While she still had a few minutes left to her break, and clinging to her positive mood, Ivy entered the pass code to her bank account and transferred into her savings the funds she would have given to Holly. It may as well earn interest while it sat there. She wanted to believe that her sister was ready for full time work again, that she would soon put on a pair of running shoes and take her first new steps on the open road. But she had been so tired last weekend, and the doctor had reminded them that with every recovery there were setbacks and an end run.
There were also full recoveries, Holly had told him. And while she wouldn’t grow a new leg, she would get around as she had before with the new and improved model they had given her. Soon she would have what medical engineers called a sport leg. Last summer she and Holly had watched the Ironman Triathlon where a female athlete with a full prosthetic not only competed but had a respectable finish.
“Full recoveries are few,” the doctor conceded. “You may be one of them. You have the determination. But life after a catastrophic accident seldom resembles life before.”
People change. Some are defeated by their new circumstances. But some found a strength they never knew they’d possessed. They made of their lives greater successes than they’d experienced pre-accident.

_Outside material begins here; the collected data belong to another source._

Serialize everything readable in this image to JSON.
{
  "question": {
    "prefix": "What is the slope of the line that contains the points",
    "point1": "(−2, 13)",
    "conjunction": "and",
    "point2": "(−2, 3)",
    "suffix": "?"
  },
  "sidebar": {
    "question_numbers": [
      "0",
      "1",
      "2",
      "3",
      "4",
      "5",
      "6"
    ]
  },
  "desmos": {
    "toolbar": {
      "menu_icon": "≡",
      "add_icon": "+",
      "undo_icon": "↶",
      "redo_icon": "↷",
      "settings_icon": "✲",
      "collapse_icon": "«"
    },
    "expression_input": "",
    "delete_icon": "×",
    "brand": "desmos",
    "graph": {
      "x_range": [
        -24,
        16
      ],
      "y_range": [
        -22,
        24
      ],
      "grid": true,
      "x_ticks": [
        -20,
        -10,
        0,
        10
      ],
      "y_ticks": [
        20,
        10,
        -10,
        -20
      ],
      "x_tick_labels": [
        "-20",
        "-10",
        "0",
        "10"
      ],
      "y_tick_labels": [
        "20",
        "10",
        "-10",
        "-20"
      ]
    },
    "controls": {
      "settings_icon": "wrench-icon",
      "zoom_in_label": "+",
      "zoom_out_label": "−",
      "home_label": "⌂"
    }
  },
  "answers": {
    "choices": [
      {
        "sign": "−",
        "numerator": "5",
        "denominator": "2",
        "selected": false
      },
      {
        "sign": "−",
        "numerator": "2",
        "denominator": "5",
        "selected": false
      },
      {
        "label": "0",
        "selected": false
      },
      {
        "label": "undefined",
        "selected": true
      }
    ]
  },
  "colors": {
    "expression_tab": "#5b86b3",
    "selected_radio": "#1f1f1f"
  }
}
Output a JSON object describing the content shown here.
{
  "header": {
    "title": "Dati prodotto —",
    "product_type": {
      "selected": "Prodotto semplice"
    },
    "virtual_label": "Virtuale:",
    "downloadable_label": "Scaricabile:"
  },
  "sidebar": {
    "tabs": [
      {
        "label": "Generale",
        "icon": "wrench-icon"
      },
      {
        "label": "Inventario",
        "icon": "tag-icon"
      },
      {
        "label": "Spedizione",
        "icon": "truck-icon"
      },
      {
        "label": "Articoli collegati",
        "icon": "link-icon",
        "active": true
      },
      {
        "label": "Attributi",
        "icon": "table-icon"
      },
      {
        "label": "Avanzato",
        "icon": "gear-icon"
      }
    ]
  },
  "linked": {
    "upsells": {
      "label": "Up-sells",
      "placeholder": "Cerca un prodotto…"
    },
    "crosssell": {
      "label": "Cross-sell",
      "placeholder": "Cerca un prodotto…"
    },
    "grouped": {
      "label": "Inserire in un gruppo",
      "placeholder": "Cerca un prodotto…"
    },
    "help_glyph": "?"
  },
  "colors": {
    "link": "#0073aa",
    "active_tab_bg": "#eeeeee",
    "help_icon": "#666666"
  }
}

Holly had grown tense and let her anger with the doctor show. “I won’t be limited by your attitude,” she’d told him. “Maybe you’re not the doctor for me.”
“It’s my job to encourage you, to celebrate your achievements, and to impart reality.”
Holly had it in her heart to run her first prosthetic mile by the two year mark. That was five months away. The doctor didn’t think she’d make it.
Holly had a saying she lived by now, “You can have wishbone and you can have backbone. Only one will get the job done.”
Ivy knew her sister could do it. It was a matter of faith and effort.
Anything worth achieving took backbone. That included relationships. And work ethic was one area where she and Jake were mutually compatible.